È finita la magia, che dipendeva dai tassi, oppure sono gli investimenti ESG & simili tirano meno in un possibile cambio repentino di sentiment anche politico? Il calo è diffuso tanto in Europa quanto negli USA e trovare una ragione univoca – anche per valutare eventuali rimbalzi – non è semplice.

Le cause della crisi del settore sono diverse

Le azioni del settore rinnovabili ancora indietro

Un mix di decisioni politiche, di tassi elevati da parte delle banche centrali e di disinteresse delle masse che si è verificato non appena la crisi ha cominciato a mordere, almeno a certe latitudini. È questo il mix quasi mortale che ha colpito le azioni del settore rinnovabili, che perdono nel complesso oltre il 20% da inizio anno, rispetto a un mercato azionario che invece continua a essere piuttosto forte, nonostante le preoccupazioni che affliggono gli investitori.

Il calo è così importante da aver fatto gridare all’allarme anche chi negli anni è stato il maggior cronista e il maggior promotore di certi investimenti, come appunto Financial Times. Investimenti che sono sembrati sempre una buona occasione data anche la spinta che proveniva dalla politica.

A pagare il prezzo più alto sono il solare e i gruppi che commercializzano turbine per l’eolico, con alcune società del comparto che lamentano come concausa del periodo grigio per il settore anche l’aumento enorme dei costi di produzione, sia sul fronte energetico, sia invece in termini di materie prime e semi-lavorati. Questione che però non può essere risolutiva: i rincari, forti, hanno colpito quasi indistintamente tutti i settori e non nello specifico quelli che si occupano di rinnovabili.

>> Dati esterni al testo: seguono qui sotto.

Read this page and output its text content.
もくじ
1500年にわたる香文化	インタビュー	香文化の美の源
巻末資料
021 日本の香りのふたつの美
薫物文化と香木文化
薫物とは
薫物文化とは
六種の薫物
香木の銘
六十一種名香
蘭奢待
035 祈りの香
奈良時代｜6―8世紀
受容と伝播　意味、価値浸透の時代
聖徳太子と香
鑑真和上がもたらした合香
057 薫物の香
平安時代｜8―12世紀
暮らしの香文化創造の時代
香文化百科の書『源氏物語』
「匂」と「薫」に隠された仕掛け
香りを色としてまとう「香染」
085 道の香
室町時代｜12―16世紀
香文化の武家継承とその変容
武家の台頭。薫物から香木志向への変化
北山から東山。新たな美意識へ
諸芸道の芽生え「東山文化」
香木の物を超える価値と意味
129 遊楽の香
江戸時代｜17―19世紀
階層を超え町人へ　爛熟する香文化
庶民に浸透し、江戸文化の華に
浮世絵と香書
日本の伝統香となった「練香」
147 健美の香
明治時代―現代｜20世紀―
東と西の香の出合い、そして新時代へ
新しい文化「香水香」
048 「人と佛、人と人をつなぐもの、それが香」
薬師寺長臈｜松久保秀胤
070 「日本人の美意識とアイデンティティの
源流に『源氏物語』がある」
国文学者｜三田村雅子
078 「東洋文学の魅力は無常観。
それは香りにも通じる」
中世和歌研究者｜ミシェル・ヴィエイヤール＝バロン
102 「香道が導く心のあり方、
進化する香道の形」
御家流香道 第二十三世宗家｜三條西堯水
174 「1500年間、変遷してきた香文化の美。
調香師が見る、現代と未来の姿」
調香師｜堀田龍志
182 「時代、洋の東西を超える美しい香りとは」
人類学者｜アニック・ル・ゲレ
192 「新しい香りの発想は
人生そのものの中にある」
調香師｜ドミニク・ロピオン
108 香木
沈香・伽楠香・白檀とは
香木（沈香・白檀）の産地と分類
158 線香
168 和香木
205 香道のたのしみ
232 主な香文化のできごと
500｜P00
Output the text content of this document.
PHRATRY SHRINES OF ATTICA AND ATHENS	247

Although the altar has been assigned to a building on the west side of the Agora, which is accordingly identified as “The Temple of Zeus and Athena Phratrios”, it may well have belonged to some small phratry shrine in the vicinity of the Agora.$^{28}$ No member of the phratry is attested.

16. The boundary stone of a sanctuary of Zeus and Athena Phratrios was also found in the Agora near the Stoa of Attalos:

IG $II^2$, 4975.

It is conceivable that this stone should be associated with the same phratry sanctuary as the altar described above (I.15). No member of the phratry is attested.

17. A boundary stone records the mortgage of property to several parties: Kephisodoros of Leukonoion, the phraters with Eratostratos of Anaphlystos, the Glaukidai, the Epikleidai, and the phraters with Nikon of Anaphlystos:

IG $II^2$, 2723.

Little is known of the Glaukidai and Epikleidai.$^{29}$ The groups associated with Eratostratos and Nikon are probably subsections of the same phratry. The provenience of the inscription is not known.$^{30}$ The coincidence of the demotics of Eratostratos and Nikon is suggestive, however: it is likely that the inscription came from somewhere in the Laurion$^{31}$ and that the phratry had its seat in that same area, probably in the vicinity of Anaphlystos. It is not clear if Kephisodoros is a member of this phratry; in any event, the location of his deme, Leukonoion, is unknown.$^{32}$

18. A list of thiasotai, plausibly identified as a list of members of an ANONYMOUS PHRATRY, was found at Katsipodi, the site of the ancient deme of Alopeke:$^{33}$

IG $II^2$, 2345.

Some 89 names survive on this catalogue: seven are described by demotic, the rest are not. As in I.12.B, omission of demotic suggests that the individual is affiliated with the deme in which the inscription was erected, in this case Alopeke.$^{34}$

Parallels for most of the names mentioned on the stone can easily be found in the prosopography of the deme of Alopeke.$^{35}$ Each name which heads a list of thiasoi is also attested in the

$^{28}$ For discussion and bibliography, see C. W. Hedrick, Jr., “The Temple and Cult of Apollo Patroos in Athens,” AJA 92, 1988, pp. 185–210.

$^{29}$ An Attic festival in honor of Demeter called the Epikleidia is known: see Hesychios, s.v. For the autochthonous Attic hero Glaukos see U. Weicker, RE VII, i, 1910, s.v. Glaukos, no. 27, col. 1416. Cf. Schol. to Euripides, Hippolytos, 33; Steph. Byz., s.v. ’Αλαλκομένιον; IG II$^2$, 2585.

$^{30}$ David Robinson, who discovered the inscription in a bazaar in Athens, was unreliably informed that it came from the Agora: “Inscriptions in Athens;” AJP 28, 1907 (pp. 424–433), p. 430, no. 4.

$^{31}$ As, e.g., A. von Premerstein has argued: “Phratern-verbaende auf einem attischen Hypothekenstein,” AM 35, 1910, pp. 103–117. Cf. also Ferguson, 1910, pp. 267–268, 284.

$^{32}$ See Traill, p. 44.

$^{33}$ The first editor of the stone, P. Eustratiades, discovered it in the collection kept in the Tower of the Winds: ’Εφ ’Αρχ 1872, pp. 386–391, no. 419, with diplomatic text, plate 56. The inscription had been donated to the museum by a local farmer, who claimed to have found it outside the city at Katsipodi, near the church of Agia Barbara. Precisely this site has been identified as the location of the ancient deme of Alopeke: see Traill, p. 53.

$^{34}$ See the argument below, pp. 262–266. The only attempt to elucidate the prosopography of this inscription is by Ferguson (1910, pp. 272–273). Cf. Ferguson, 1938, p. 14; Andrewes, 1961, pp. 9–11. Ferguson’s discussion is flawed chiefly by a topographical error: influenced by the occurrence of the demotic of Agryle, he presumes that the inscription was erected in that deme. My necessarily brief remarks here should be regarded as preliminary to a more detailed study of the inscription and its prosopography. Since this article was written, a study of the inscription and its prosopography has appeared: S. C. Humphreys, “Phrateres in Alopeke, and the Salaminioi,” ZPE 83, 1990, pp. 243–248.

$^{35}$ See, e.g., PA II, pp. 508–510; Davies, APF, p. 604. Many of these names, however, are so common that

Il terrore che alberga negli investitori è che la politica sia molto meno portata, da qui in avanti, anche a sostenere certi investimenti tramite incentivi. Investimenti che – per i privati e in proprio – si fanno più difficoltosi anche per gli aumentati tassi di interesse.

Eolico anno
Eolico tra i peggiori da inizio anno

Possibilità di rimbalzo?

Difficile valutare un momento ideale di rientro su certe posizioni. La value chain del settore sta affrontando difficoltà sotto ogni fronte, difficoltà che in larga parte non sembra possano essere risolte sul breve periodo, e che in larga parte non dipendono dal settore stesso.

La questione è anche di grande interesse politico, con la Germania che ha già richiesto a gran voce il ban delle produzioni cinesi o un regime di dazi che possa rendere di nuovo competitive le società europee.

Al problema generale per il settore si sommano dunque anche questioni geopolitiche, che potrebbero sì favorire l’andamento di certe società almeno in Europa, ma a patto che si trovi una concordia politica che per il momento sembra essere inimmaginabile in quel di Bruxelles.

Questo a fronte di conti delle società cinesi che sono comunque in forte perdita e che fanno pensare – sic stantibus rebus – a una difficoltà più generale per il settore, che difficilmente sarà superata con piani di incentivi congrui e consistenti.

Il tunnel all’interno del quale si trova l’intero comparto sembra essere lungo, con outlook negativo e con la proverbiale luce che dovrebbe attendere alla fine dello stesso che ancora non si può intravedere, passino o meno manovre protezioniste da parte dell’UE.